I'm just had my tooth out on the NHS. A few years ago, I had a… - Sally's Journal
|Date:||August 8th, 2006 12:31 pm (UTC)|| |
There's also the point that 'fitness' in Dawinism isn't an absolute quality - but is relative to the current circumstances. A phenotype that may be a liability in some circumstances can be an advantage in others. I would therefore expect variability in a population to be a better guarantor of long term survival than its apparent health in its current circumstances. Perhaps then, saving even the apparently most useless is a viable evolutionary strategy - to keep breeding from a big a variety of human beings as we can and to keep our gene pool as varied as we can - even if some of the resulting phenotypes seem apparently to be less useful than others in the short term.
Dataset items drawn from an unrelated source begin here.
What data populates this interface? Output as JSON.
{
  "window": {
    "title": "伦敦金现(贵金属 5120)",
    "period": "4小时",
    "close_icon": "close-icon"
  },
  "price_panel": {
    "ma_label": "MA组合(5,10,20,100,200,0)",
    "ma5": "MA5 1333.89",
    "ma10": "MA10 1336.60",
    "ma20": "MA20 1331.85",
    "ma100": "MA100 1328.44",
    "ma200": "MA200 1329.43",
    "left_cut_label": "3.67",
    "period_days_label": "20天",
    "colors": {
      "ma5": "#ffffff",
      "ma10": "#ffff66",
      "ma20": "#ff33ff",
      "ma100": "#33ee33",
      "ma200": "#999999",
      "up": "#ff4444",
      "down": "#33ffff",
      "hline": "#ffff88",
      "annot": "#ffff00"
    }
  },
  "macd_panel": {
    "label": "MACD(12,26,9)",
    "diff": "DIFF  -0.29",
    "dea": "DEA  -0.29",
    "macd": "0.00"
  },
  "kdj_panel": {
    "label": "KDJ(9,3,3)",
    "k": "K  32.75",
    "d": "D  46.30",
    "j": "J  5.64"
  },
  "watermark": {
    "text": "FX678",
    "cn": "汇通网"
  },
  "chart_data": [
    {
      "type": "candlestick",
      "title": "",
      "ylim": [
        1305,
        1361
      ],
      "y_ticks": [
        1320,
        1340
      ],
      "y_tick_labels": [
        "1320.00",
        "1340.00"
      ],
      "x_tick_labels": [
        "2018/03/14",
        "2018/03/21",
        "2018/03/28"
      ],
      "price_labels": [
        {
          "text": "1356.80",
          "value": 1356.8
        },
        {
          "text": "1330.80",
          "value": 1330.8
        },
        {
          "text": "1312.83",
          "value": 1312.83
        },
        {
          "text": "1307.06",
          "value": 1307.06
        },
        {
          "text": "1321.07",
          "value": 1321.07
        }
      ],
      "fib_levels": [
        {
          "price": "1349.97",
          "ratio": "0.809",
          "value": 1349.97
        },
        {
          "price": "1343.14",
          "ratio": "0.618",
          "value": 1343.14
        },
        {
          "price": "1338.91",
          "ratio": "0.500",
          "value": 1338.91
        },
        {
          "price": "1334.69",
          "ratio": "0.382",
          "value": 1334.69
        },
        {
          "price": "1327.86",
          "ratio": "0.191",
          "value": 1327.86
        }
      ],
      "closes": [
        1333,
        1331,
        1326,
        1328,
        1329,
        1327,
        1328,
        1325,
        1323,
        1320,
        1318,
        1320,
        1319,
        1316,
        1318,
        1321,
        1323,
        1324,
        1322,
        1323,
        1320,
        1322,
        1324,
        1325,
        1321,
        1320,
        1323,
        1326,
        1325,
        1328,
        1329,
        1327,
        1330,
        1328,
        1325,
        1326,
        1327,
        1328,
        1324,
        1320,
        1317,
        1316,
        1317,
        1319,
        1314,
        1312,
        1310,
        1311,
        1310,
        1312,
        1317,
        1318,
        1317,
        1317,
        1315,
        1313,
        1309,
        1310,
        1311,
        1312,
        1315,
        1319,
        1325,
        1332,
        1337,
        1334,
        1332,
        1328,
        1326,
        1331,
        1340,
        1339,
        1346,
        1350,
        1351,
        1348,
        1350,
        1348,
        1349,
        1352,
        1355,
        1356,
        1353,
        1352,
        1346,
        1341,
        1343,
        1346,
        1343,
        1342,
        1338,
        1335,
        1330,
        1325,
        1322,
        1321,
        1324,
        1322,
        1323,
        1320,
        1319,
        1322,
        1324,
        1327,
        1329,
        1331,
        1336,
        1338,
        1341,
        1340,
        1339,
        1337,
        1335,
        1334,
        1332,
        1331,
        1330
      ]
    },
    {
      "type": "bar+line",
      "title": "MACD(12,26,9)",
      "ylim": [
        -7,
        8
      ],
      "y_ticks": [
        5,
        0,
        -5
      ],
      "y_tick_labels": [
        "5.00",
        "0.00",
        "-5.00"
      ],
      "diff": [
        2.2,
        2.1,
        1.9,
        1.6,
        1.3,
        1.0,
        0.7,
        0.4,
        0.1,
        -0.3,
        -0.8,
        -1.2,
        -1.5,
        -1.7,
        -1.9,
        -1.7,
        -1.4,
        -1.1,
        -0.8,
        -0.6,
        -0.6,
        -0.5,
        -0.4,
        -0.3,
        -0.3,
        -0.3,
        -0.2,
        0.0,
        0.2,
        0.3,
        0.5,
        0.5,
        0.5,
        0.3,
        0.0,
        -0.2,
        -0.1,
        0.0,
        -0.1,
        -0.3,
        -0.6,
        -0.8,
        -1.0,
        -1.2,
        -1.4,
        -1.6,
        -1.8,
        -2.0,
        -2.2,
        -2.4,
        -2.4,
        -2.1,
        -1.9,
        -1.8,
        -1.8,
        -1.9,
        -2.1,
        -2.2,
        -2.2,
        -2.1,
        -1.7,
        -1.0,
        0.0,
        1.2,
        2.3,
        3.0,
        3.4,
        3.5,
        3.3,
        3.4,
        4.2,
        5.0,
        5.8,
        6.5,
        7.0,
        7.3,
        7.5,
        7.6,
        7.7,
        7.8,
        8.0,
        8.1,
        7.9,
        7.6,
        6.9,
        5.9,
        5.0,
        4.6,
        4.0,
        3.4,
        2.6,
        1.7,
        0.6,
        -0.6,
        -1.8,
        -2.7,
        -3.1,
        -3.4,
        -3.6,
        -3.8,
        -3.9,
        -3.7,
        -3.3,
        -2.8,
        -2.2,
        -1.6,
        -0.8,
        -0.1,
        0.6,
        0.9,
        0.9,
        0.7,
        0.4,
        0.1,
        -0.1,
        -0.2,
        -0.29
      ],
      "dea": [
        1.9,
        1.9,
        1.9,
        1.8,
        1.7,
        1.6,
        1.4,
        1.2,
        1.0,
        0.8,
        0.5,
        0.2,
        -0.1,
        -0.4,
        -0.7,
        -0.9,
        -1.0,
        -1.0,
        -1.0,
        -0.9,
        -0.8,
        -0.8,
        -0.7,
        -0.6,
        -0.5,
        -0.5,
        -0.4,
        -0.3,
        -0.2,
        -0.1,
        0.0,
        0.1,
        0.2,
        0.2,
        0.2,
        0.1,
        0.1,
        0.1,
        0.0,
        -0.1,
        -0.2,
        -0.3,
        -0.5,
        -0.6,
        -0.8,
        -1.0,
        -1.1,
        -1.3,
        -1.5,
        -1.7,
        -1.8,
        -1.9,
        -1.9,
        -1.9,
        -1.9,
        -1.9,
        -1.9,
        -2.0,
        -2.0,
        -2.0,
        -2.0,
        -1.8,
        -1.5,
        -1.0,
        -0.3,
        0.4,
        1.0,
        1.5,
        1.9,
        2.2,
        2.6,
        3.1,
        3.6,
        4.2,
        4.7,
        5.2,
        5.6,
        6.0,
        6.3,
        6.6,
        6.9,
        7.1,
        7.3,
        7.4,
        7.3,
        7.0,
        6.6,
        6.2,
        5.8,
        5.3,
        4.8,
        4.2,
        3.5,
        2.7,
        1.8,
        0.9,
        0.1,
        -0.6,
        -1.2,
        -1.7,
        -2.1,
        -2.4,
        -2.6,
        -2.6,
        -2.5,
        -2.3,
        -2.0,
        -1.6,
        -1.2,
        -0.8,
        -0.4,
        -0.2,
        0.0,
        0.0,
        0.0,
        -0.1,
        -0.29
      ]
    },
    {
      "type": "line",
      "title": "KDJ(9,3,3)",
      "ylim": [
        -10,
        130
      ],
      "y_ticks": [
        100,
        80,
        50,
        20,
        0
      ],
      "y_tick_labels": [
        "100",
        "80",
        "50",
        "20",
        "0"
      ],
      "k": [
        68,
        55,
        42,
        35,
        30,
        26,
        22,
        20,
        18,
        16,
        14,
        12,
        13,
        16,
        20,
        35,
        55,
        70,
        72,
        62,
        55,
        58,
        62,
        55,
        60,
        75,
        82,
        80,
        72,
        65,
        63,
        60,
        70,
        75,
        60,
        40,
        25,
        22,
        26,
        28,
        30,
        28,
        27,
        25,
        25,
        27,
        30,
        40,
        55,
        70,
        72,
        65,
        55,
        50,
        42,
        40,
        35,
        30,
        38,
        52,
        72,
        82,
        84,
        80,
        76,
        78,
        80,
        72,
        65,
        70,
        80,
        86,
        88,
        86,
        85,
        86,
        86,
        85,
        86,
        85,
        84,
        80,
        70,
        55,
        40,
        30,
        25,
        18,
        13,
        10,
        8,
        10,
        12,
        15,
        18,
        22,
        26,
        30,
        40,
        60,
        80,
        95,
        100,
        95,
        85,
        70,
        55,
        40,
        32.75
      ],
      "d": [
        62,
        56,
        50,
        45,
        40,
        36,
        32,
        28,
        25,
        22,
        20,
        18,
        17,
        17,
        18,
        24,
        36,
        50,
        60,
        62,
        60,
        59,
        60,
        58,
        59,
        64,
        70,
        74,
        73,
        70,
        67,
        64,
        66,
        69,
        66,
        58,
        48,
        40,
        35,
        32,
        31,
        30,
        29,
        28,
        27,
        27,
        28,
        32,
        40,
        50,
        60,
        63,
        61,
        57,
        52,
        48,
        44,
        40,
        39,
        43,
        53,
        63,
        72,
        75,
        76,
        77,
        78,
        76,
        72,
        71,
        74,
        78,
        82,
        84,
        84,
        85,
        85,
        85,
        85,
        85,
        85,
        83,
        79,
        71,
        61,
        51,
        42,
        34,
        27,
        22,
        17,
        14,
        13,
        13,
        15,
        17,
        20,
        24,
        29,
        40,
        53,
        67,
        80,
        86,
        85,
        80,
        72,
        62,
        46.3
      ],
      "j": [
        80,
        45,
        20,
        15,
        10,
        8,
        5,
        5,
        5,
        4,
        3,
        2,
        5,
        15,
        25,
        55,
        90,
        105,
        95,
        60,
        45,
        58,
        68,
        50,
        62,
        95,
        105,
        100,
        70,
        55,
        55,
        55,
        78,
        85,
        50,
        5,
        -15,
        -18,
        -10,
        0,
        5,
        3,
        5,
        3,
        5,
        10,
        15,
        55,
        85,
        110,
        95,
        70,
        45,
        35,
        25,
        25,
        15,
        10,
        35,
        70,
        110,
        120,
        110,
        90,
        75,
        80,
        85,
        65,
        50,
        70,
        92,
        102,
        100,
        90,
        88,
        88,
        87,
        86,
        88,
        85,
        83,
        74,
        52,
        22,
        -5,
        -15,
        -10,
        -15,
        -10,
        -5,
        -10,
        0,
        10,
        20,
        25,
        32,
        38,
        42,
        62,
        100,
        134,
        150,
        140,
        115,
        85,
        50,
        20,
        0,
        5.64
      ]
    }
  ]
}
I remember reading an article about some Dutch researchers who were studying populations of tits (no giggling there at the back) and identified two quite distinct behaviour patterns. Some tits were very bold and pushy, and others were very timid and nervous. It turned out that during times of dearth, the pushy tits did better (as measured in survival rates, I think), because they were willing to take more risks to get food, but during times of plenty survival rates were much higher amongst the paranoid tits, because the pushy ones got eaten by cats a lot.
Actually, that may be the wrong way round because my memory is rotten, but the observations neatly illustrated wryelle
's point about varying circumstances, and the population of the two behaviour patterns was largely stable over time.